United States Attorney for the District of Connecticut
- In office 1934–1945
- President: Franklin D. Roosevelt
- Preceded by: George H. Cohen
- Succeeded by: Adrian W. Maher

Personal details
- Born: Robert Paul Butler December 25, 1883 Prairieville, Michigan
- Died: February 8, 1971 (aged 86) Hartford, Connecticut
- Party: Democratic Party
- Education: Cornell University (B.A., 1905) Trinity College (Connecticut) (M.A., 1906)
- Profession: Lawyer

= Robert P. Butler =

American attorney and politician (1883–1971)

Robert Paul Butler (December 25, 1883 – February 8, 1971) was an American attorney who served as the United States Attorney for the District of Connecticut.
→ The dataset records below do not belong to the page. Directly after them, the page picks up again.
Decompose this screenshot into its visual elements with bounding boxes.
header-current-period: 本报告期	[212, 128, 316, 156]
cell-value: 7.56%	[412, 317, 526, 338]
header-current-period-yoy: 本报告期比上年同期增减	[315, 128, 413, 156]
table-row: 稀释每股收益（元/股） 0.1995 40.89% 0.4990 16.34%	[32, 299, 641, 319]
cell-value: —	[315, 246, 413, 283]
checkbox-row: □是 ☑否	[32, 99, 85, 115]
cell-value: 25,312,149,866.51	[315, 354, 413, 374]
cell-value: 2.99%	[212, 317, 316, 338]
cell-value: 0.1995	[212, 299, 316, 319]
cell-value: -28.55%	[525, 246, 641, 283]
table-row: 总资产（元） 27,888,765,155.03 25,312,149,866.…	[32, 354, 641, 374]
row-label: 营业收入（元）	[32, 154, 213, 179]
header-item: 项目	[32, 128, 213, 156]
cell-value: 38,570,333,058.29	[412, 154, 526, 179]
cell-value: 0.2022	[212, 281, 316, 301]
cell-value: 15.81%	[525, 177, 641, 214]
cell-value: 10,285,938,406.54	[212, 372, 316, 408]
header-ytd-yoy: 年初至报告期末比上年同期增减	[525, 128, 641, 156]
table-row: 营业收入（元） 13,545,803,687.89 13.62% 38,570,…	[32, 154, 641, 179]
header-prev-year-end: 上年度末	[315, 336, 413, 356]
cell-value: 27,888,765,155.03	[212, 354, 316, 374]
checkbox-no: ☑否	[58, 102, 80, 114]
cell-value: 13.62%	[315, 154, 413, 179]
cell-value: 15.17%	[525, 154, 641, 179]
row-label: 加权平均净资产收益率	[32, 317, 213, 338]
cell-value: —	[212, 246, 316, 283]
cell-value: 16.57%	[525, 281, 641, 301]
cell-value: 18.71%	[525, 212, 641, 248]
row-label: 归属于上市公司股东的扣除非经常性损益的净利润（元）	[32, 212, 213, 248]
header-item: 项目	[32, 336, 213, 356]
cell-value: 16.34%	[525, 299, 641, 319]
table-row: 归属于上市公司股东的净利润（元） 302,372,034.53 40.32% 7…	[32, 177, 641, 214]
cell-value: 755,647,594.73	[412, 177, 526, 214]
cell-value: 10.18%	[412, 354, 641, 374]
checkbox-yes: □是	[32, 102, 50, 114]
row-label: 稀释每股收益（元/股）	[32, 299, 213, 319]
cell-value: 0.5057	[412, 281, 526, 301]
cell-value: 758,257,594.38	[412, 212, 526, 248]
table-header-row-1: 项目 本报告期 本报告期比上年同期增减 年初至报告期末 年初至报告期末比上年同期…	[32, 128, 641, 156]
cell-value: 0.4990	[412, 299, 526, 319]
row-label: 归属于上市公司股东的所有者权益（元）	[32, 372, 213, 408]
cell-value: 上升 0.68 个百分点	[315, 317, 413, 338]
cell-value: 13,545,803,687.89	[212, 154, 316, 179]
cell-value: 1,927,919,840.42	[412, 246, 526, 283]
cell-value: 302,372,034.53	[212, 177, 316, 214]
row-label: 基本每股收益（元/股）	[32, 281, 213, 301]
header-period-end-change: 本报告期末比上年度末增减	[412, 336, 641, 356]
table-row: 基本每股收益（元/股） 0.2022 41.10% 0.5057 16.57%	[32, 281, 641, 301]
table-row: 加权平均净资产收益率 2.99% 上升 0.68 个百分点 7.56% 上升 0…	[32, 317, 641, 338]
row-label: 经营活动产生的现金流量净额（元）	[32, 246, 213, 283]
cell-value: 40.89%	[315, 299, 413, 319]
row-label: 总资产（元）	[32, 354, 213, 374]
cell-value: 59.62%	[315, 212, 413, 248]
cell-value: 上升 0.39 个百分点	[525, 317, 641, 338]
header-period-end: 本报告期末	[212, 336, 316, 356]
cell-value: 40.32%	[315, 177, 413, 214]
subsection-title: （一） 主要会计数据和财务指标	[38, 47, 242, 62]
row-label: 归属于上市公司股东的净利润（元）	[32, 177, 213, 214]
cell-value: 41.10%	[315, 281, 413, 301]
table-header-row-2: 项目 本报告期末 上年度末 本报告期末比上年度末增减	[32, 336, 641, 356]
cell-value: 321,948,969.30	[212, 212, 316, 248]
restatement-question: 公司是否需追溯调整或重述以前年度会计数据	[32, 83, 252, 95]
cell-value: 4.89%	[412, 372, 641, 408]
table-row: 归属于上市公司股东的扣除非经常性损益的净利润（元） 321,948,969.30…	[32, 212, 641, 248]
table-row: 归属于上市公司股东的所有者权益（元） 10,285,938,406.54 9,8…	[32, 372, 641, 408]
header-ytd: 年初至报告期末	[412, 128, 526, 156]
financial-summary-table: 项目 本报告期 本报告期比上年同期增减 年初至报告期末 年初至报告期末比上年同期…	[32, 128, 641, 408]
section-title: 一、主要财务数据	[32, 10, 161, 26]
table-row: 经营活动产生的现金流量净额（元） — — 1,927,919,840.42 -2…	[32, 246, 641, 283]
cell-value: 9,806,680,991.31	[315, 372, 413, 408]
==Early life and education==
Robert P. Butler was born in Prairieville, Michigan, on Christmas 1883. He graduated with a Bachelor of Arts degree from Cornell University in 1905 and earned a Master of Arts from Trinity College in 1906. Rather than attending a formal law school, Butler learnt law through reading the law and was admitted to the Connecticut Bar in 1915 and later to the federal courts.

==Legal career==
He was appointed by President Franklin D. Roosevelt to serve as United States Attorney for the District of Connecticut in 1934 a position he held until 1945. He handled significant cases during his tenure, including legal issues arising from World War II and the 1944 Ringling Brothers and Barnum & Bailey Circus fire, which killed 168 people. Butler chaired a committee that managed the arbitration of over $1 million in claims related to the fire, earning praise for his ethical handling of the case. Following his federal service, he returned to private practice as a senior partner at Butler, Volpe & Sacco and served as president of the Hartford County Bar Association in 1948.

==Personal life==
Butler was a resident of West Hartford, Connecticut, where he lived for over 65 years. He was actively involved in the community, including being a member of the Asylum Hill Congregational Church. Butler was also a patron of the arts, participating in a choral club and writing music and theater critiques for the Hartford Courant.

==Death and legacy==
Robert P. Butler died on February 8, 1971, at the age of 87 in his home in West Hartford.